My reasonable journeys into the car repair world and little time spent with spanner size 10, there is often mention of referring to the service or repair manual. When it comes to replacement of something legitimately uncomplicated, undemanding and perhaps simple like an air filter or an oil filter change, the process is more or less universal.
A service or repair manual is probably a good idea when it comes time to tackle a more obscure task like aligning and fine tuning the electronic throttle control system on newer cars to that sweet idle.
These repair manuals go as far as telling you the procedure to confirm failure of an electronic component with use of a millimetre. While there is certainly a large part of the ordinary mechanic crew who will generally make an attempt at fixing anything and everything no matter what the procedure, car specific instructions can be a good thing when it comes to things like non service parts.
There are more or less two kinds of books when it comes to car repair. The first and most expensive are the factory service manuals. These are the same books used at the dealership to help fix naughty electrical components and vacuum leaks. Next in line is another kind of service manual.
Some Chinese and more legit companies like Haynes and Chiltons use factory service manuals along with cameras and writers to dismantle then reassemble cars to produce their own repair books. These are usually geared more toward the occasional mechanic. The other book which is not really a service manual but more a user manual is one you usually find in the glove compartment.
Networking with others
One of the best ways to gather information about a particular make and model of car is to join a community that already exists specifically online.
If you are the proud owner of something worthy of having its own message board then chances are good that someone truly dedicated (or similarly afflicted) has spent the time to either scan in the pages of the service manual, or host a digital version for members.

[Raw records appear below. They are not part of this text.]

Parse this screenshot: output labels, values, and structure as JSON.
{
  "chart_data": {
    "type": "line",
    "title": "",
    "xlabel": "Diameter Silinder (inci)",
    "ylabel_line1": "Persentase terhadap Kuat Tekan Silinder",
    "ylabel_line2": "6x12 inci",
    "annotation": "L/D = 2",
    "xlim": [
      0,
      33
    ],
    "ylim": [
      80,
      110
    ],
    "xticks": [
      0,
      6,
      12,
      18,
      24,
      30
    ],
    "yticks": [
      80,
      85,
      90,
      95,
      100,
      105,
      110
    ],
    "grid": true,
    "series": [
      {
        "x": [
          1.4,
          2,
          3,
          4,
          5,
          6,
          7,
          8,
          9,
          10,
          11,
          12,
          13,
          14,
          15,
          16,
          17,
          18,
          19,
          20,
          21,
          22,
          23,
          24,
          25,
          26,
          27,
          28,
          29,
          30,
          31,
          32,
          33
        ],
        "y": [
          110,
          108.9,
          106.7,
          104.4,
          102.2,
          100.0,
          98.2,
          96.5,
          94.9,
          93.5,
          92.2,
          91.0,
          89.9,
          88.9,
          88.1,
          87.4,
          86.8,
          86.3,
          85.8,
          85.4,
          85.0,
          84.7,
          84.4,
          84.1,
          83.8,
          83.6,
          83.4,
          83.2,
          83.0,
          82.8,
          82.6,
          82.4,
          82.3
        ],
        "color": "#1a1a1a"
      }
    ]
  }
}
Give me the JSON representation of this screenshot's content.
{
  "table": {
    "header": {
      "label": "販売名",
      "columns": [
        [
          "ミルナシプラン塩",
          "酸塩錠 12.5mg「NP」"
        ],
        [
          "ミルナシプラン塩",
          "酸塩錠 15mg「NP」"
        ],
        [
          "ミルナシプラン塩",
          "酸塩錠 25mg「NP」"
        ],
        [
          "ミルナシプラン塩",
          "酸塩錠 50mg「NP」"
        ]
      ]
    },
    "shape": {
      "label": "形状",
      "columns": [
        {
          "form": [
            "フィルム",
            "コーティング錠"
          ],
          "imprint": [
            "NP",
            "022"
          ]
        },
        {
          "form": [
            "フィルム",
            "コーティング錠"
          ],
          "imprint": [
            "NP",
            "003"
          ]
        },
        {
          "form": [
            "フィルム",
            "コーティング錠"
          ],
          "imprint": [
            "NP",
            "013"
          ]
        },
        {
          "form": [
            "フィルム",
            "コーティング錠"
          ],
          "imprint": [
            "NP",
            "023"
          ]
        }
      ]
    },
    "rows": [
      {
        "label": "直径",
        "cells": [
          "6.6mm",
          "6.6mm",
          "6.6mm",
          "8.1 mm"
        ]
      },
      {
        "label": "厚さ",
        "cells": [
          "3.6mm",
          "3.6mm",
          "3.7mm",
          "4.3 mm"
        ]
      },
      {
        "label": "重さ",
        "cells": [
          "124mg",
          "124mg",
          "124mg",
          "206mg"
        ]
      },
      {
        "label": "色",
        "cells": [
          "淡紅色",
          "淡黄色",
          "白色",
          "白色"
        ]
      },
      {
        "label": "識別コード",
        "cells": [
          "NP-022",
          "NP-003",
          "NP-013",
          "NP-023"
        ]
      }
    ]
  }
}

Another great feature of Internet forums devoted to a particular machine is that someone has likely had the same mechanical problem before and outlined a way to fix it.
The biggest problem for Ugandans is that many cars are Japanese domestic models (JDM) thus there is no discernible forum you would join with simple Googling or the one you will find shall be in Japanese. Fortunately, some JDM cars have European cousins like the way Harrier is the with Lexus RX, Aristo is with the Lexus GS, Altezza is with the Lexus IS, Kluger is with the Toyota Highlander etc.
A quick scan of the eBay shall reveal literally hundreds of car service and repair manuals. Some of these are of the factory service variety. Others, are of the China, Haynes or Chiltons kind. You shall also run into CD-ROM style deals floating around. While the average driver might not need a service manual, the enthusiast surely does.